The music died. Bronson went to the mike, said, “That’s the energy we want in this room! Am I right, right, right?”

The crowd hooted and howled back its approval.

“We hear you,” Bronson said. “We see ya, and we feel ya too!”

The fans erupted again.

Over their clapping, Bronson said, “I am Sydney Bronson, chief visionary officer at Victorious! And I’d like to introduce my partner and our chief geek, the man who takes my ideas and makes them come alive, Austin Crowley!”

Crowley came somewhat reluctantly to the mike. His eyes swept the crowd, hesitated, then pushed on. He looked like he was suffering from stage fright as he said, “Well, do they make you happy? Our games?”

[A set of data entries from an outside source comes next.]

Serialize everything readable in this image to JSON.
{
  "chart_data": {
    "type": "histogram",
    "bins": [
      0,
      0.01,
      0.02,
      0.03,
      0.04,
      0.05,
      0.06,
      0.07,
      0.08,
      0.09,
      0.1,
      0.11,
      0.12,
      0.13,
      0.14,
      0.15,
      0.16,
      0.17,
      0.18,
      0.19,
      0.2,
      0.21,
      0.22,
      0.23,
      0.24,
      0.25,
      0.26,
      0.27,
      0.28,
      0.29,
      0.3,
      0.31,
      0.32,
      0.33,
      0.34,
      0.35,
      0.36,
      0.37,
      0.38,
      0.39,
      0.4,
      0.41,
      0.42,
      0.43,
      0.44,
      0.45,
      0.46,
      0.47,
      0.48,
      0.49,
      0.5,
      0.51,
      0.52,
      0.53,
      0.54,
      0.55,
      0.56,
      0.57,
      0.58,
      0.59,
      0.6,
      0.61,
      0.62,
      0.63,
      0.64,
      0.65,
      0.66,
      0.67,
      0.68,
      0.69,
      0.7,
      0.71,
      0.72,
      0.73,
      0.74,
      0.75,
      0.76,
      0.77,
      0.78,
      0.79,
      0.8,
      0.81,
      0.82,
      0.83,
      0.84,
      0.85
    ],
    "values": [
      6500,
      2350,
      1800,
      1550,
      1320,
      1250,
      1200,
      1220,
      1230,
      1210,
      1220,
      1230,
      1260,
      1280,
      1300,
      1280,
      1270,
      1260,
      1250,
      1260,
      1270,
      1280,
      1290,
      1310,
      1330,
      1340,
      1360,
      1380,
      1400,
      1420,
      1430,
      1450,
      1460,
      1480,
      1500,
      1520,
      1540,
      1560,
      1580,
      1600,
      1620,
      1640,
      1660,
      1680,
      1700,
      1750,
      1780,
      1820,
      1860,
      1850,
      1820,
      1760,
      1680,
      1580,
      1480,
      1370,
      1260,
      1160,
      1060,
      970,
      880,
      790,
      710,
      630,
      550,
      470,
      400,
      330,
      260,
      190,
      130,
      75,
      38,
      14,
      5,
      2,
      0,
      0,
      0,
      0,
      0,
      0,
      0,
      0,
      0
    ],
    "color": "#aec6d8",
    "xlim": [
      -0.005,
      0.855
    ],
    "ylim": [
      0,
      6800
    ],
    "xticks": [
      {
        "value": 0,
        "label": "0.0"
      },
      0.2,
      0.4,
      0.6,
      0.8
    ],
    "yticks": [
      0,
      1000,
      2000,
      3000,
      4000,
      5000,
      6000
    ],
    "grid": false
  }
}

The crowd cheered. He gained confidence, threw his fist overhead, and roared, “Will Victorious rule the gaming world?”

The fans went wild.

“All right!” Bronson said, coming back to the mike and throwing his arm around his partner. “Austin and I welcome you to the Victorious world championships, the richest e-sports event on the planet, an event that is only going to get bigger and richer in the years to come!”

The men gave each other high-fives and then shouted in unison, “We declare these games open!”

Crowley threw both hands over his head, and Bronson pumped his fist and crowed, “First bouts start in five minutes!”

They waved and walked offstage.

Fans started to push toward the various rings.

I was about to suggest to Ned that we take a walk around when, across the sea of people moving in all directions away from the stage, I saw a woman dressed as Celes Chere gazing back at me. She had a green lanyard around her neck and a green badge that identified her as a contestant.

Pretty face, short, spiky blond hair, shiny white coat, and pale skin. She looked away, put on cat’s-eye sunglasses, and merged with the fans heading toward rings one and two. I stared after her, seeing the structure of her cheekbones, jaw, and nose in profile before the crowd blocked my view.

“Alex,” Mahoney said. “Let’s—”

I started pushing into the crowd, calling over my shoulder, “I think I just saw Varjan!”

Chapter 44

The current in the river of fans was moving against us, and we didn’t want to pull our badges and set off a panic. It was slow getting through, but we finally reached the left side of the stage and entered into a flow of people moving in the direction I had seen her.

“There she is,” Mahoney said.

I stopped to see him pointing at a woman about thirty yards away, also dressed as Celes Chere. But she had thirty pounds on the woman I’d just seen.

“Not her,” I said, catching sight of another Celes Chere, but she was too tall. In frustration I looked at Stapleton, who’d followed us. “Can we get up on the stage?”

He hesitated, and then nodded. “You’re sure it was her?”

“Not one hundred percent, no,” I said, climbing the stairs.

On the stage, I pivoted to scan the crowds on the north side of rings one and two. Mahoney climbed up beside me.

I spotted a third Celes Chere with her back to us, and then two more, and then six or seven others just entering the venue in a pack.

“They’re everywhere!” Mahoney said.

“We’ll have to check every one.”

A voice behind us said, “Who are these guys, Phil?”

Mahoney and I turned to find the founders of Victorious looking at us. We pulled out our credentials and introduced ourselves. They were alarmed when Stapleton said we were searching for an assassin and bomber.

“In here?” said Bronson, the one who’d left Harvard. “Why would he come here?”

“She,” Mahoney said. “And we don’t know. Maybe she’s a fan of your games.”

I said, “She was wearing a contestant’s badge.”

Crowley, the one who’d dropped out of MIT, had a mild stammer. “What d-does she look like?”

“She’s dressed as Celes Chere.”

Bronson laughed. “Good luck finding her. There’ll be two hundred of them in here by the time we get to the semifinals.”

Crowley studied me. “Do we need to clear this hall? Sweep the place?”

“We can’t do that,” Bronson said. “We’re not doing that. It’s all we’d need to—”

Over the crowd noise, the first explosion was muffled. The second was louder but nothing like the bomb that had torn apart the motel room the day before.

Still, gray and brown smoke boiled and billowed from the northeast corner of the space. People there began to scream and run toward the exits.